Questions and Suggestions

Please, do not hesitate to ask questions and provide your suggestions and, ideally, join our community. Even if you don't plan to work on binary analysis, BAP offers lots of opportunities for writing your toy programs for learning the language, or maybe even student projects.

Building Ahrefs codebase with Melange

Javier Chávarri announced

At Ahrefs, we make extensive use of OCaml and ReScript —previously known as BuckleScript. So we have been following the latest developments in the ReScript ecosystem with great interest.

A few months ago, António Monteiro released Melange, a fork of ReScript with an emphasis of keeping compatibility with OCaml ecosystem. One of the key features of Melange is that it uses OCaml 4.12, with all the upsides that that entails (ppxlib, let syntax, better errors, …). Besides that, Melange has been modeled recently as just a compiler-libs library, so it can be integrated with other OCaml code in a single opam switch.

We decided to give Melange a try recently at Ahrefs, and shared the results of this experiment in a blog post:

https://tech.ahrefs.com/building-ahrefs-codebase-with-melange-9f881f6d022b

We are currently looking into how a deeper integration with Dune would look like.

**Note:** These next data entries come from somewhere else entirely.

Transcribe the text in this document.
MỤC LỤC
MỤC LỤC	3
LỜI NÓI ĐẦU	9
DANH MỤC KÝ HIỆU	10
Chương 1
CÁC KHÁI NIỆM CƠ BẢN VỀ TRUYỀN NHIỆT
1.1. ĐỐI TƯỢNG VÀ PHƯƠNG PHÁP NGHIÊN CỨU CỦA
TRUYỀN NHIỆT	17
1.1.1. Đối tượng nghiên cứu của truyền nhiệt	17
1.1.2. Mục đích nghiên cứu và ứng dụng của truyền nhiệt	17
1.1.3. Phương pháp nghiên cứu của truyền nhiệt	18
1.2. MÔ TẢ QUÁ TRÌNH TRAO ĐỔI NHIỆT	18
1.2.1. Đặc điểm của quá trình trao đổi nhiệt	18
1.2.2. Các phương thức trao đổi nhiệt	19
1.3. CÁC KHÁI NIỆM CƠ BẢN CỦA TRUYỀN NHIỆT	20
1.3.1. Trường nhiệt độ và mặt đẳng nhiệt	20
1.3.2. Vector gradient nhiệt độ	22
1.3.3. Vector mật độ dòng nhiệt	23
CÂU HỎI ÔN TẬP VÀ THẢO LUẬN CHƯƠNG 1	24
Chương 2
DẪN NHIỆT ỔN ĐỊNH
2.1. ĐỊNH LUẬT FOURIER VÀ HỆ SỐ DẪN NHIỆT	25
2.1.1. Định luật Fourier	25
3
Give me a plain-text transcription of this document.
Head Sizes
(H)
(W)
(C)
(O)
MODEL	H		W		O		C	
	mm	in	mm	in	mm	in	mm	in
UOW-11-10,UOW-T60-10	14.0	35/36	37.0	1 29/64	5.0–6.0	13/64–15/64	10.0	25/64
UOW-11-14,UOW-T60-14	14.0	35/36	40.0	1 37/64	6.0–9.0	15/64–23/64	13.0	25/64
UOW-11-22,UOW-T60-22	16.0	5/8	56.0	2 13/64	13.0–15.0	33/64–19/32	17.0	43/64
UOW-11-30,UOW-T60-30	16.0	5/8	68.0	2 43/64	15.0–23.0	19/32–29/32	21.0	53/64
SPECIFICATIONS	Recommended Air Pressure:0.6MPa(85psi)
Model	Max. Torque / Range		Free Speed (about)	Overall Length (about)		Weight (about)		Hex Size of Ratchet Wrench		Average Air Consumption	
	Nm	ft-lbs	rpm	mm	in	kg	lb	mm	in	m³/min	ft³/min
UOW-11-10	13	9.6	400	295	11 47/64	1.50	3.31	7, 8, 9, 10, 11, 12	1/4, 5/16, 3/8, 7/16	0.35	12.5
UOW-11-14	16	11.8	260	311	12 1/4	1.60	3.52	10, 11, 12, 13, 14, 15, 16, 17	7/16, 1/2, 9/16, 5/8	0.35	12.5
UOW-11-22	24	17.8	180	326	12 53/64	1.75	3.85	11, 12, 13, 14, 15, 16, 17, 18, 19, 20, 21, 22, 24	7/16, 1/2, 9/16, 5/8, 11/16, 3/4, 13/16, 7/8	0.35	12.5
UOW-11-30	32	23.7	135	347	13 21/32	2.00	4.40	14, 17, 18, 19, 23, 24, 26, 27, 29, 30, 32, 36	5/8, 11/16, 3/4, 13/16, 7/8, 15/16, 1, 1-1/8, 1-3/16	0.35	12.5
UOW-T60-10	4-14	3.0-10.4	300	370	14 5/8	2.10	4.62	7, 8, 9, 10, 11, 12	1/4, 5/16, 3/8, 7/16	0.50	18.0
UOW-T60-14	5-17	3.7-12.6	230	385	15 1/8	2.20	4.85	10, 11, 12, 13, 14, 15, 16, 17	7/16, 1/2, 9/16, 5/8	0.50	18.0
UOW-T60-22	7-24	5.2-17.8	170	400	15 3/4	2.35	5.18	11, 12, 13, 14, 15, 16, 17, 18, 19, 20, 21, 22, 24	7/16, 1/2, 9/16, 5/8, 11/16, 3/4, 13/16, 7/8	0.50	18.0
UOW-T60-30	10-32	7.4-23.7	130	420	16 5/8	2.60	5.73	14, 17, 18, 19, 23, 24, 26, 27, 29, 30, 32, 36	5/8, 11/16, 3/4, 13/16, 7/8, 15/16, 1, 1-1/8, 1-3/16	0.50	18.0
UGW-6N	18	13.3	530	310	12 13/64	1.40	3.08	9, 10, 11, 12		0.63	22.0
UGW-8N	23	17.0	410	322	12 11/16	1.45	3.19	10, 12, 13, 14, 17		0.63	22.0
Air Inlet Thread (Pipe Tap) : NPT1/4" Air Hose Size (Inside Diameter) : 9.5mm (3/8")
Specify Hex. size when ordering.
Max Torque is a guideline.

If your team or company has tried Melange, or is interested on doing so, we would be very interested to hear your use cases and share experiences.

Lwt 5.4.1

Raphaël Proust announced

We are glad to announce the release of version 5.4.1 of Lwt: a bugfix-only release.

https://github.com/ocsigen/lwt/releases/tag/5.4.1

You can update to this version in opam:

opam update
opam upgrade lwt

Thanks to the contributors for finding and fixing the bugs, leading to this release. Check out the release notes (link above) for a full list.